Should You Be Worried About Faking It?

Issue 21

Fake news. It's a term which has dominated for weeks and makes us all wonder who and what we are now supposed to believe.

The Donald has taken it under his wing and barks it at any media outlet who wont tow his line. Even Jeremy Corbyn’s accused the BBC of reporting fake news when they challenged him about another resignation whisper surrounding the Labour leader.

It’s not that hard to take a simple stat and twist it in any way you chose. It’s important to make distinctions, no matter how fine the line. There’s inaccurate reporting, there lies and then there’s fake news. Creating the latter to suit your narrative is sinister in the extreme.

Wikipedia took it to new levels when its editors voted to ban the Daily Mail as a source in all but exceptional circumstances, deeming the news group ‘generally unreliable.’

It’s an extraordinary move and a weird and worrying environment to be operating in where your political stance, such is the general polarization in sentiment, can be the making or breaking of your organisation. Apparently, you’re either a hardline Nazi sympathizer or a leftie snowflake. In reality, I think most of us actually sit in the shades of grey in between the black or white that others want to label us with..

Post Trump’s attempted travel ban, a host of major organisations had to take a stance and take one quickly. Starbucks responded by saying they’ll hire 10,000 US immigrants. Nike stood shoulder to shoulder with their Somalian born star, Mo Farah and Uber, who were deemed too slow to respond, got hit square in the pocket. #DeleteUber was trending worldwide and Lyft, a similar style of app-based taxi service and a rival to Uber, found its way into Apple’s top ten most used apps in the days immediately after Trumps announcement.

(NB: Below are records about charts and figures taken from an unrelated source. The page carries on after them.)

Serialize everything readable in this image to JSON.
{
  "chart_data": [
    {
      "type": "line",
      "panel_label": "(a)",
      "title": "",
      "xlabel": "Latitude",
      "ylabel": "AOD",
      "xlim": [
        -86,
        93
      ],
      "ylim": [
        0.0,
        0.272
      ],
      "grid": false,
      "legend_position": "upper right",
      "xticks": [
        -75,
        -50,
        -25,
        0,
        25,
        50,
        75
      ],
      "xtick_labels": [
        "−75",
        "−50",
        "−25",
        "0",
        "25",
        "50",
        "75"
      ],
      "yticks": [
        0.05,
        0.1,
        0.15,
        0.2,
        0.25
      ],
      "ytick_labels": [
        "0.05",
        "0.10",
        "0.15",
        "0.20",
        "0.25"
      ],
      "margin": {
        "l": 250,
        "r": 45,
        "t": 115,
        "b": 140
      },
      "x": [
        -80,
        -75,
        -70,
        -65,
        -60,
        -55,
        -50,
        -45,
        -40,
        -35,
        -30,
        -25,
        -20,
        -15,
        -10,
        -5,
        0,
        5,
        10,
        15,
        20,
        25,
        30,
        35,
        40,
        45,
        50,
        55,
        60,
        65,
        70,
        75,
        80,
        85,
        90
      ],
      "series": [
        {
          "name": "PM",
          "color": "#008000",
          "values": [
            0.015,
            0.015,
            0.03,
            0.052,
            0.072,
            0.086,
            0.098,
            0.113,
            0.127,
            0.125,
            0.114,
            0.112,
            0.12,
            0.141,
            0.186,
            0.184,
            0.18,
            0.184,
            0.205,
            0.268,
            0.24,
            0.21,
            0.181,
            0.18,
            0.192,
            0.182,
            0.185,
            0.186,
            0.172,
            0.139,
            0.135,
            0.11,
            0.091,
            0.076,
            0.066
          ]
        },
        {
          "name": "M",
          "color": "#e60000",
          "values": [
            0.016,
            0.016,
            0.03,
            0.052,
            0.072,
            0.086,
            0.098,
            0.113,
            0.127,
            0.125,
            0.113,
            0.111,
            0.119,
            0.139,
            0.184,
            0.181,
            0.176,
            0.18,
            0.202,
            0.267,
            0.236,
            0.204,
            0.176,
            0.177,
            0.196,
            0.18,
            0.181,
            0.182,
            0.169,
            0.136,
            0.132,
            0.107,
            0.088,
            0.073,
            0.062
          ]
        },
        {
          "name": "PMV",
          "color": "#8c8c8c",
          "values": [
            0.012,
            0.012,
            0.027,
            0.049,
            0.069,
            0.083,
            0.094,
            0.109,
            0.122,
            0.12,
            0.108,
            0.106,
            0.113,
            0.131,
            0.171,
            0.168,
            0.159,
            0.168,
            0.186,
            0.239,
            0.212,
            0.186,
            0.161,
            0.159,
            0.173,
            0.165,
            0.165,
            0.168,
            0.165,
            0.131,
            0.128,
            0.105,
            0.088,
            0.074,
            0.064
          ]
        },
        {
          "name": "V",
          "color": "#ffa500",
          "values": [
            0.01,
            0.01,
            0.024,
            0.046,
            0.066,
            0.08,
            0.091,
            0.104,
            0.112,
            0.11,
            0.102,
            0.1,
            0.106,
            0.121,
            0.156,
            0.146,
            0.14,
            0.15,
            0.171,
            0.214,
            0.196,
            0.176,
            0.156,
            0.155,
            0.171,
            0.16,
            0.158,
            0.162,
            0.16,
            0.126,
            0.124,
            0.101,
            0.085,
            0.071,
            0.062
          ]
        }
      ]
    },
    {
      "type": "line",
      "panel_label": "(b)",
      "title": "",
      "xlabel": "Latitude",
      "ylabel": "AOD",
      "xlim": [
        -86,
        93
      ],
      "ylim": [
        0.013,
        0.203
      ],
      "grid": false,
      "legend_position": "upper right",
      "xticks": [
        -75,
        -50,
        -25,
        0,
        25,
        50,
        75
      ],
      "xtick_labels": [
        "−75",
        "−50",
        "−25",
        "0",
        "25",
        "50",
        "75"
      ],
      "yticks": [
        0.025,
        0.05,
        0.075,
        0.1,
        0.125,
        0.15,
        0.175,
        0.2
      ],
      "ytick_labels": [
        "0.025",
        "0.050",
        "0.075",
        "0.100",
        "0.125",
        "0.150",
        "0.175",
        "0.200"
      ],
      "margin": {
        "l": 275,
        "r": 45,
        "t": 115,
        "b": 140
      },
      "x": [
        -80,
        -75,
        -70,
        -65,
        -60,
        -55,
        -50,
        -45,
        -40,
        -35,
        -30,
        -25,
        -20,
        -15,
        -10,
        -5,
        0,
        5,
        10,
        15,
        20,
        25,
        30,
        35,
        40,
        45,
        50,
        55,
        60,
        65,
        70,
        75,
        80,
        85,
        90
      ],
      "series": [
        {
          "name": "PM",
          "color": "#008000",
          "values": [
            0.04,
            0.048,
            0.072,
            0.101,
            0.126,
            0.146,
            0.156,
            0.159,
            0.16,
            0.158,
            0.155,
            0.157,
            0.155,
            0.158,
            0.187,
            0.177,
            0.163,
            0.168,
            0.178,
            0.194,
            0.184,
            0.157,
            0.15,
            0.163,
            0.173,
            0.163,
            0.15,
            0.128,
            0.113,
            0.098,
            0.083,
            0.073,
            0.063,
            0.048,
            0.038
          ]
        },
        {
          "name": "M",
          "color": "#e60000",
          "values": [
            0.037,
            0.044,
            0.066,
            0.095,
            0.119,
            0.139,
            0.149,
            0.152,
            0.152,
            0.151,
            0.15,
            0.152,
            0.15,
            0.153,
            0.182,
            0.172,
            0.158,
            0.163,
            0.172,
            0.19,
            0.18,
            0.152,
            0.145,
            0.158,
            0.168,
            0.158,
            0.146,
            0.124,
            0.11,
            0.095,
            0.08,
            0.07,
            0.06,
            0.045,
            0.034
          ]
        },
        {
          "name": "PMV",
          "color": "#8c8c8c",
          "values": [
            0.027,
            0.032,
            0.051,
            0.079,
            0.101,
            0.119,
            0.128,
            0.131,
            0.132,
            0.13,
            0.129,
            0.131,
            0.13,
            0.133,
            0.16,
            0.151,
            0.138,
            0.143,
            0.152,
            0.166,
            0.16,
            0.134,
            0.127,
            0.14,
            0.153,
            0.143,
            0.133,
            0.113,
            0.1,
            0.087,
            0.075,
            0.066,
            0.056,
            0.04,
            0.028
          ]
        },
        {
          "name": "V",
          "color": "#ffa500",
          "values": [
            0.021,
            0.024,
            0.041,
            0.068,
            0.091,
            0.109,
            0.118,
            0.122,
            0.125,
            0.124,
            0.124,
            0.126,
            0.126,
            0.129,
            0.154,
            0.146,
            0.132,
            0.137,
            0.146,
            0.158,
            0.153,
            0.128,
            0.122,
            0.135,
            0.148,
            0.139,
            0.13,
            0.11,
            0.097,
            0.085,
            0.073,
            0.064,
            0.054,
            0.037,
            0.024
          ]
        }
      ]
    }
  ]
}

Don’t tell me social media has no affect on your business.

Facebook, who took the brunt of fake news criticism during the US elections at the back end of last year, have promised to improve their news feed and become better at spotting the bogus stuff. Easier said than done.

But what does it all mean for you and me, trying to keep up and keep track of how and what we doing when it comes to creating credible stories for our business?

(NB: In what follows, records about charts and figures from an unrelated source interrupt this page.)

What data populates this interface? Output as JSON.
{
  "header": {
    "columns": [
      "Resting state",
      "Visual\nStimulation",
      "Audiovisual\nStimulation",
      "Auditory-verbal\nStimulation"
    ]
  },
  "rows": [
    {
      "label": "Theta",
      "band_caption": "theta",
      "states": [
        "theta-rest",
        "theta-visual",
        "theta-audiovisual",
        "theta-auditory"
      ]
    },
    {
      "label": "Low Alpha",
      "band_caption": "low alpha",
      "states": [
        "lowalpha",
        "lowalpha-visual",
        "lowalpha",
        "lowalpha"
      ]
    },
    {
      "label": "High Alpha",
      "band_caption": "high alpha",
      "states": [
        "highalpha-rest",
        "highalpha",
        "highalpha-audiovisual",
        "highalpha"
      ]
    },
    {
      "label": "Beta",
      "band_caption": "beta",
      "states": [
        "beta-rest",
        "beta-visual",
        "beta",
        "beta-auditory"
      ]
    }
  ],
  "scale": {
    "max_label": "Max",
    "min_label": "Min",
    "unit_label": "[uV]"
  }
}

One interesting development in this, and will be something that affects our every day usage of Facebook, is their publicly-stated intentions to introduce new signals to identify authentic content. As a part of that, its is increasing its monitoring of the horrid request for likes, comments or shares. Facebook identifies this as ‘gaming’ posts a route to generating artificially high post numbers and will therefore penalise them. The very thing you’re trying to achieve will have the reverse effect and your posts run the risk of sinking down the feed without a trace.

I’ll be honest, I’m glad. Those like and share posts lack imagination and creativity and show that you aren’t taking the time to listen to your audience and understand what they actually want. If all they want from you is free stuff, I’d suggest their loyalty to your brand is flimsy at best.

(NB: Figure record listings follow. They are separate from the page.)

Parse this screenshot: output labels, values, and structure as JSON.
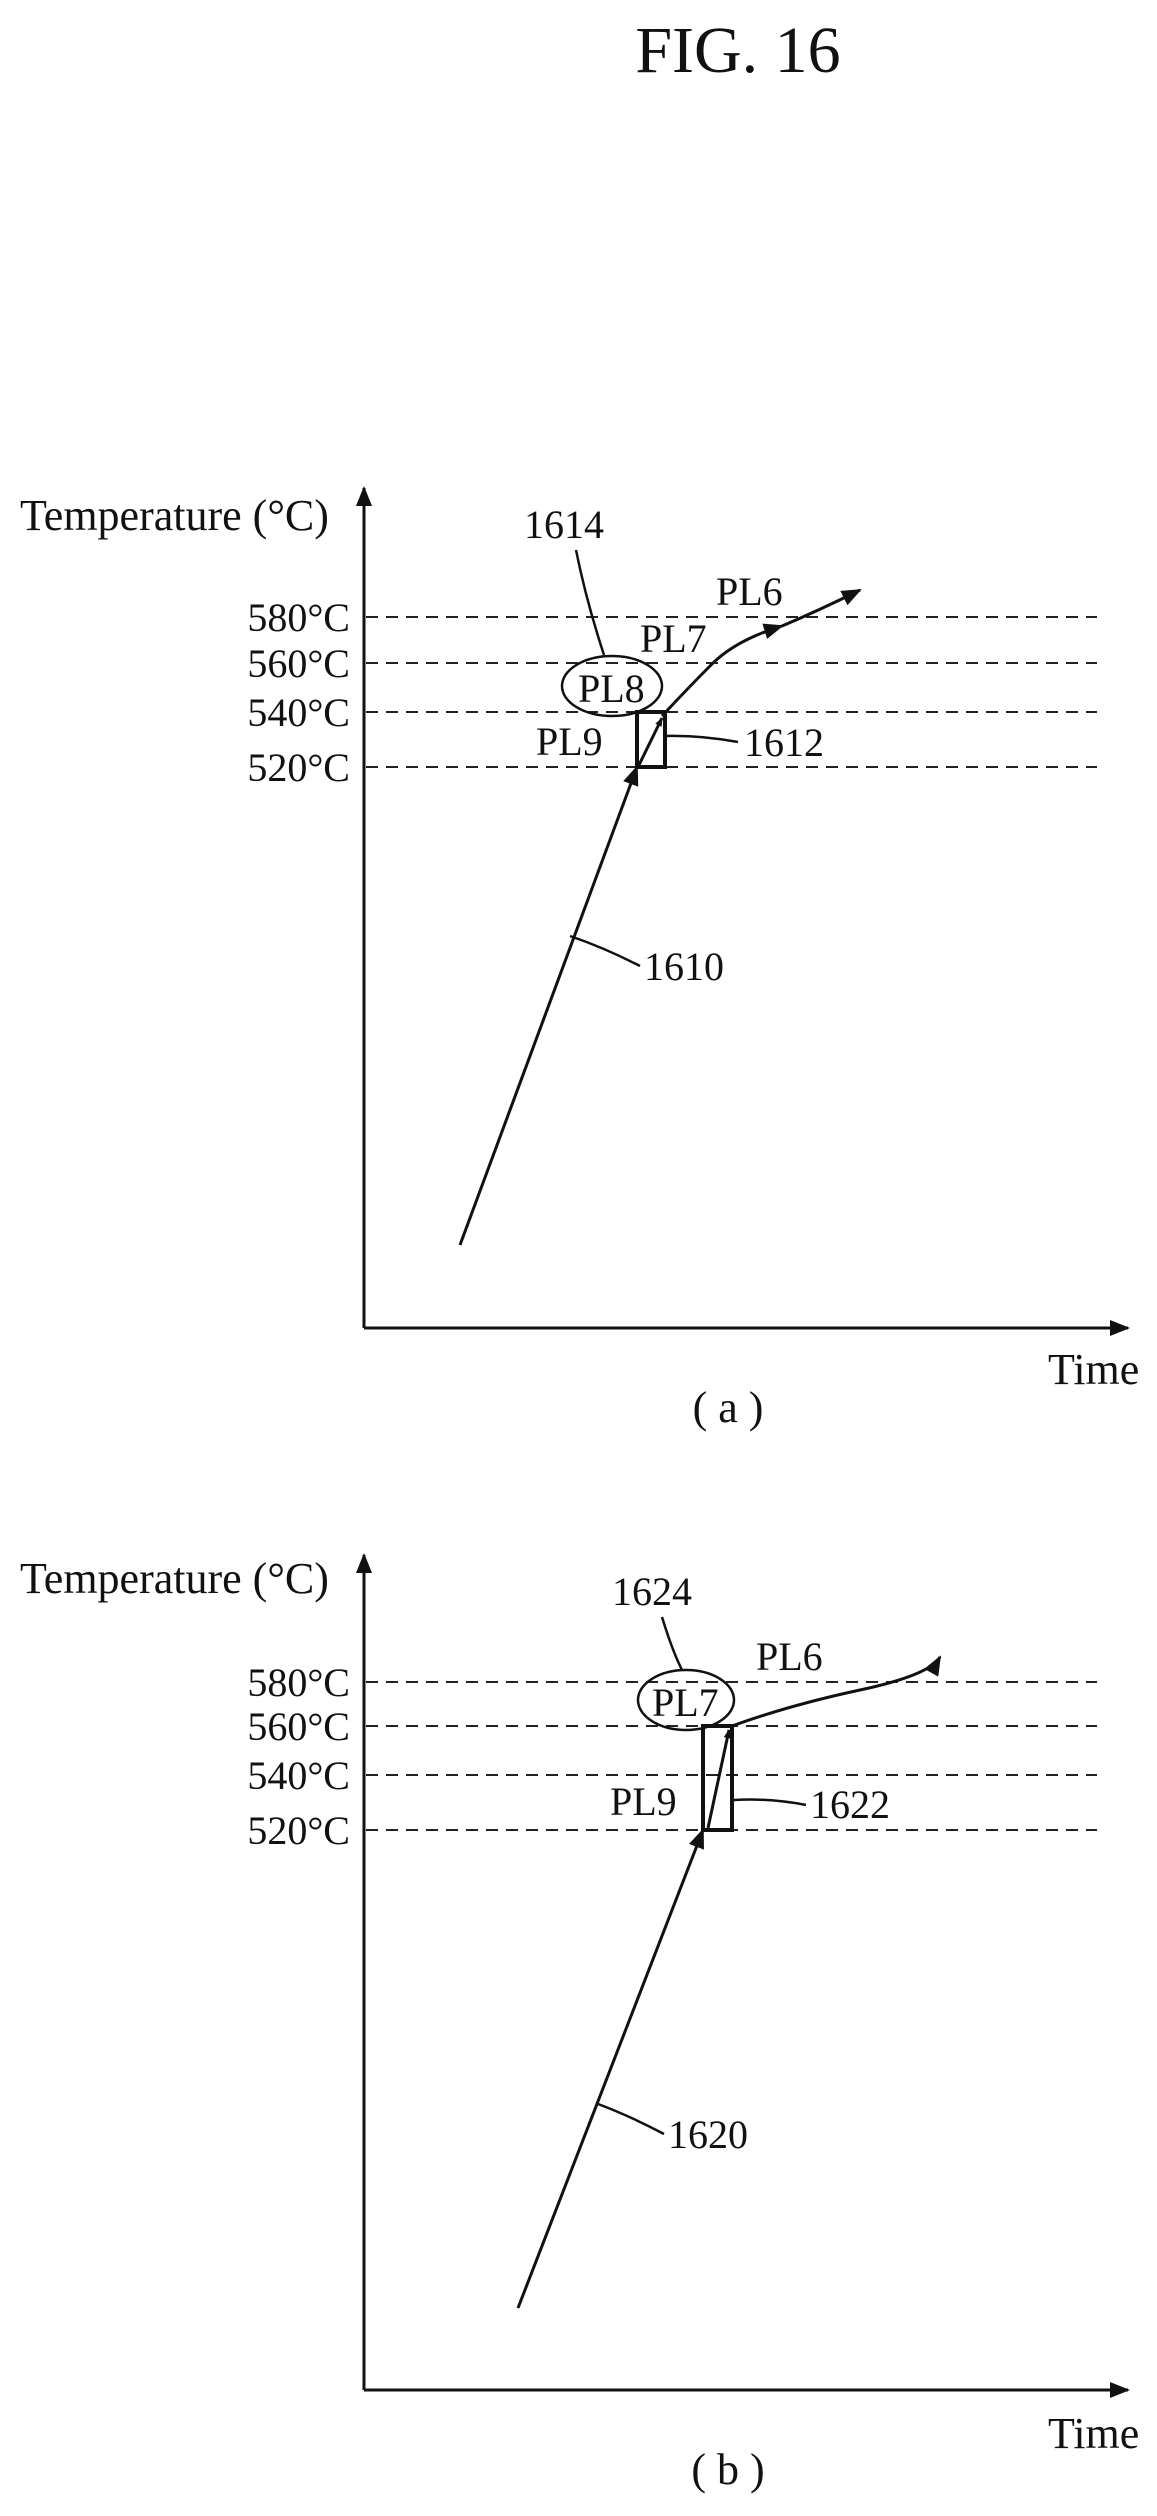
{
  "figure": {
    "title": "FIG. 16"
  },
  "panel_a": {
    "y_axis_label": "Temperature (°C)",
    "x_axis_label": "Time",
    "ticks": [
      "580°C",
      "560°C",
      "540°C",
      "520°C"
    ],
    "labels": {
      "pl6": "PL6",
      "pl7": "PL7",
      "pl8": "PL8",
      "pl9": "PL9"
    },
    "refs": {
      "curve": "1610",
      "box": "1612",
      "ellipse": "1614"
    },
    "caption": "( a )"
  },
  "panel_b": {
    "y_axis_label": "Temperature (°C)",
    "x_axis_label": "Time",
    "ticks": [
      "580°C",
      "560°C",
      "540°C",
      "520°C"
    ],
    "labels": {
      "pl6": "PL6",
      "pl7": "PL7",
      "pl9": "PL9"
    },
    "refs": {
      "curve": "1620",
      "box": "1622",
      "ellipse": "1624"
    },
    "caption": "( b )"
  }
}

So stay authentic, friends. Facebook’s going to reward that now and as Uber has experienced, other platforms will reward or punish you accordingly if you’re not seen to be acting in a human manner. You have no need to worry about being ‘found out’ if you’re keeping things level and straight with your audiences.

Talk to other humans like they’re other humans. Listen to them too. Identify what it is they like about you, your product or your service and speak rationally. You shouldn’t have to worry about faking it if you’re being a human being.